The “~2 J/token” in your table isn’t something the paper publishes as a constant. It’s the result of a very specific measurement regime (batch size, sequence length, prefill vs decode split, GPU model, inference engine). The paper shows per-token energy scaling super-linearly with model size and dropping with batching — e.g. dense vs MoE behavior, and you see 3–10× differences just from going from batch=1 up to modest batching. So if someone wants “2 J/token” to be a useful field in model cards, it has to come with a declared regime (same way “MPG” comes with a test cycle).

Also: I’m not seeing the IEA “300 TWh/yr AI inference” number in the IEA report text itself. What IEA publishes is total data centre / global electricity demand. The “AI inference = ~300 TWh/yr” chunk looks like an extrapolation (workload share × data centre spend), and if we label it as a direct IEA finding we’re just laundering vibes through a reputable org name.

If you want the J/token discussion to stop being numerology, the cleanest move is: report raw wall-plug energy-per-token with explicit phase attribution and report what fraction of that is GPU compute vs CPU/DRAM/network/cooling. Otherwise people will keep mixing “GPU-only” numbers into “global facility power” numbers and end up proving whatever their prior was.

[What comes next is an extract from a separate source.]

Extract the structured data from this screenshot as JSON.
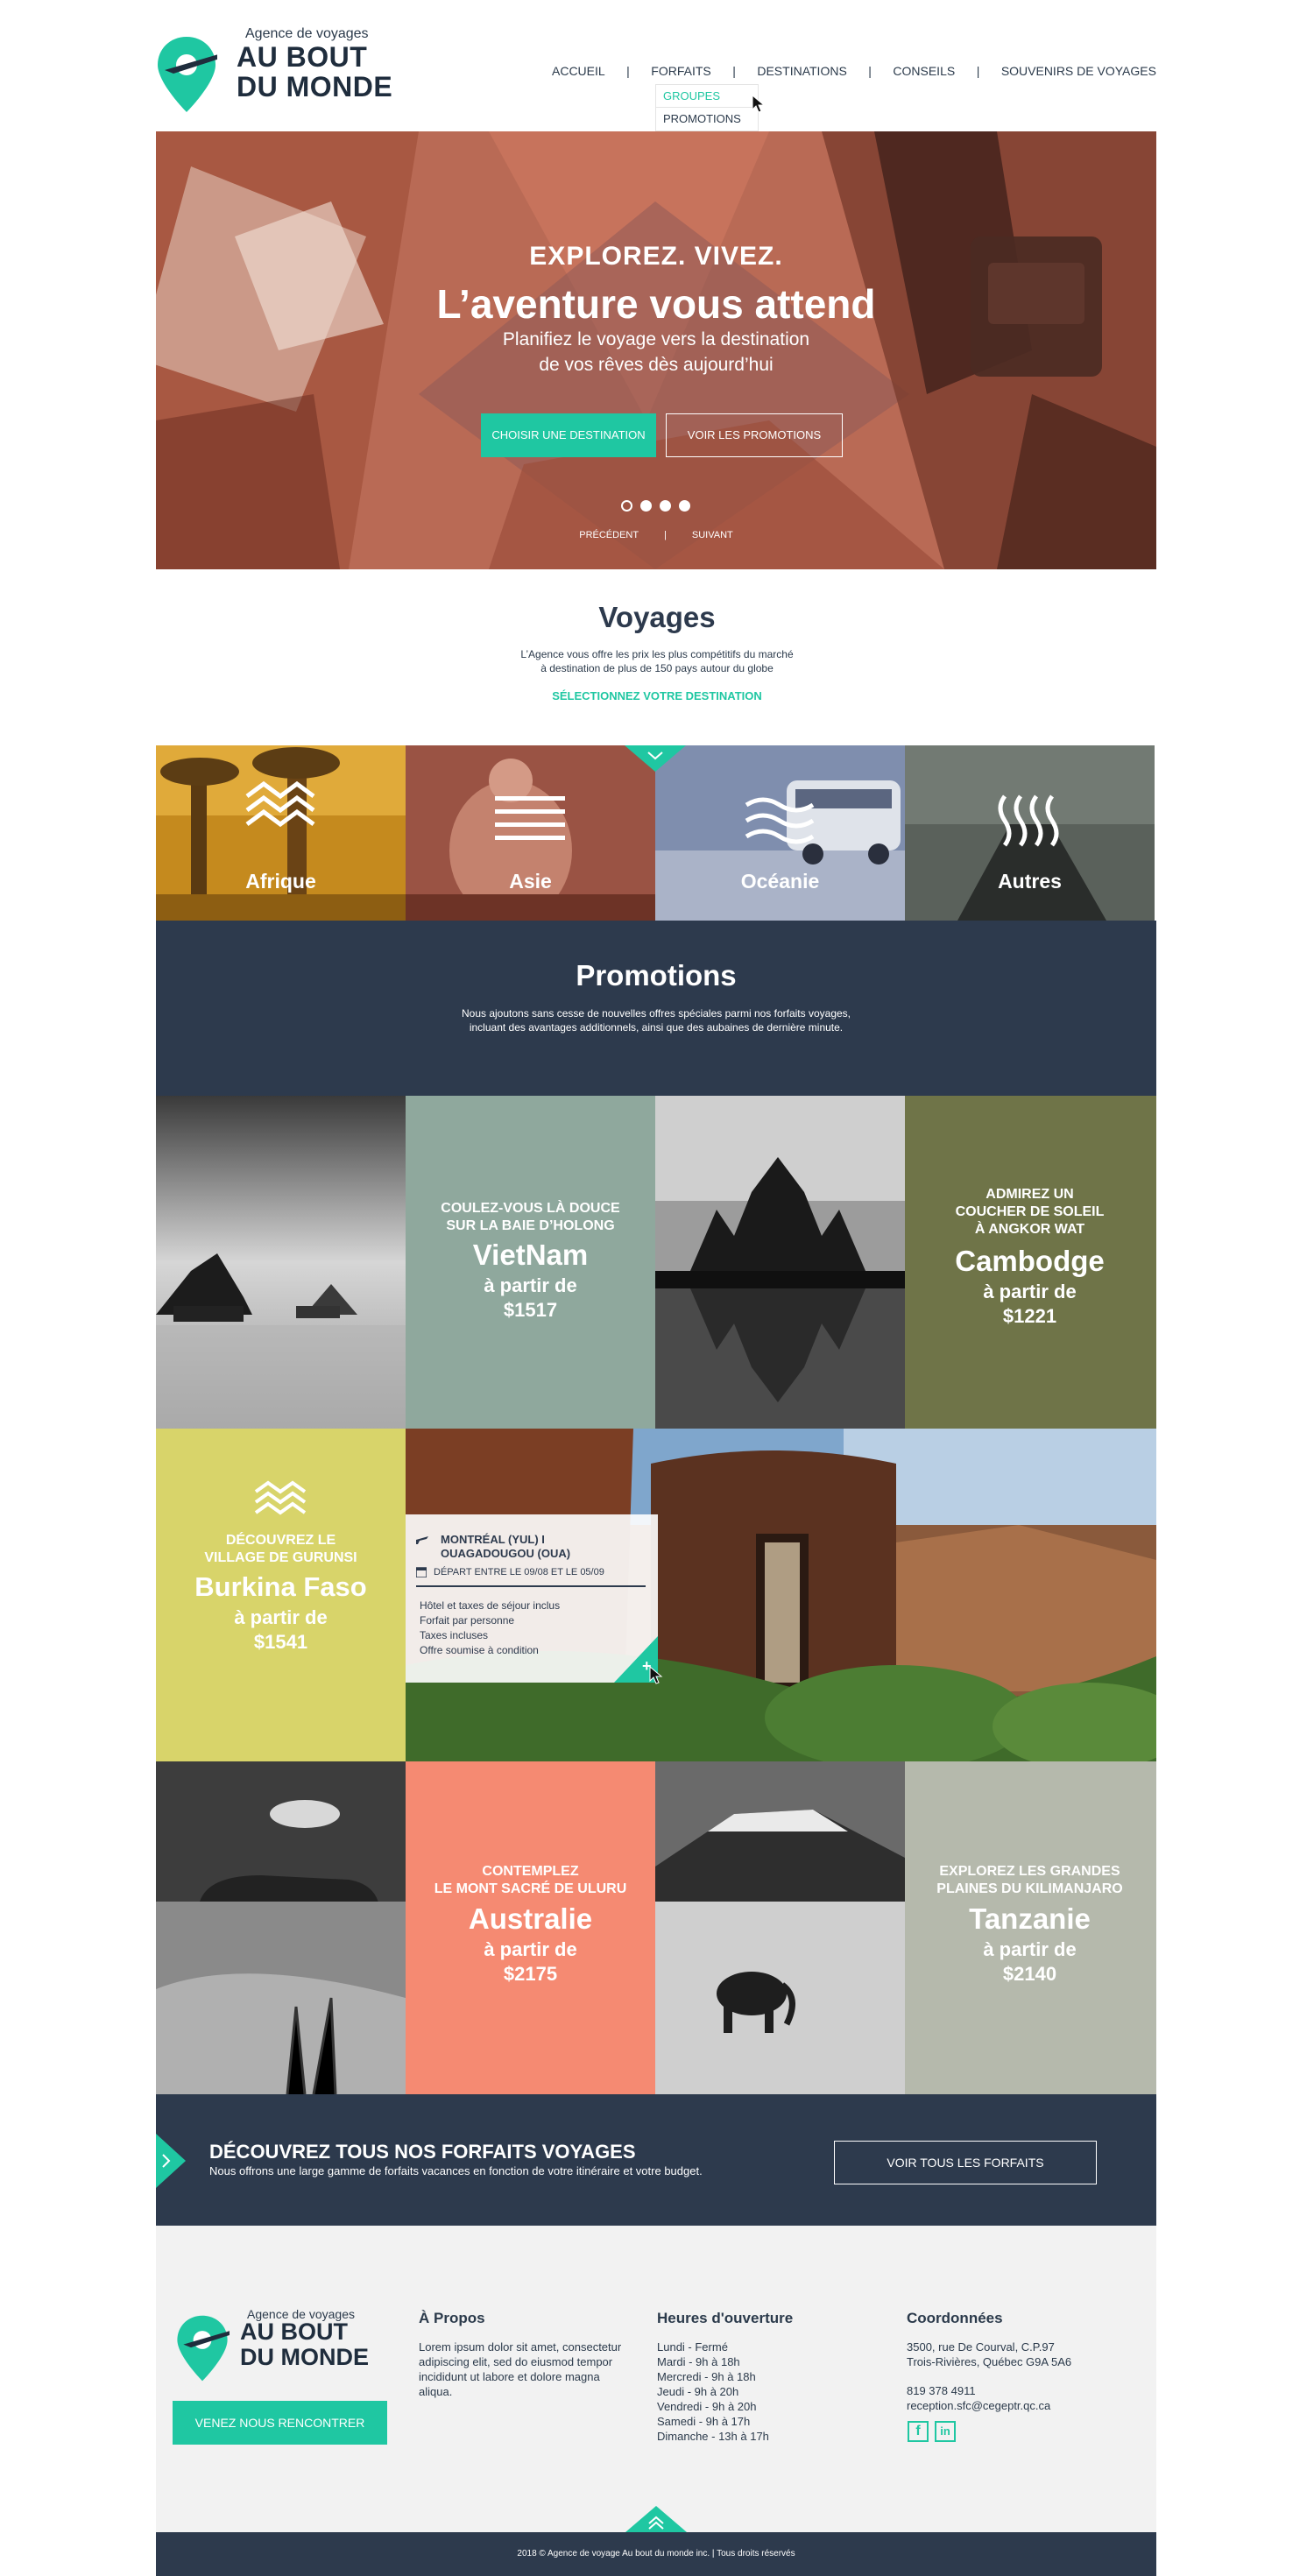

@skinner_box yeah fair. If I’m honest, my “2 J/token” isn’t a “paper constant,” it’s a quick back-of-the-envelope from the measured range in arXiv:2512.03024. Also: you’re right that I laundered IEA a bit with the “300 TWh/yr AI inference” chunk — I should keep that chain explicit instead of treating it like an IEA finding.

I’ll tighten the writeup along the lines you suggested. Minimum useful definition looks like: wall-plug energy-per-token (J/token) + measurement regime (batch size / seq len / engine) + power split (GPU vs aux) if we can isolate it.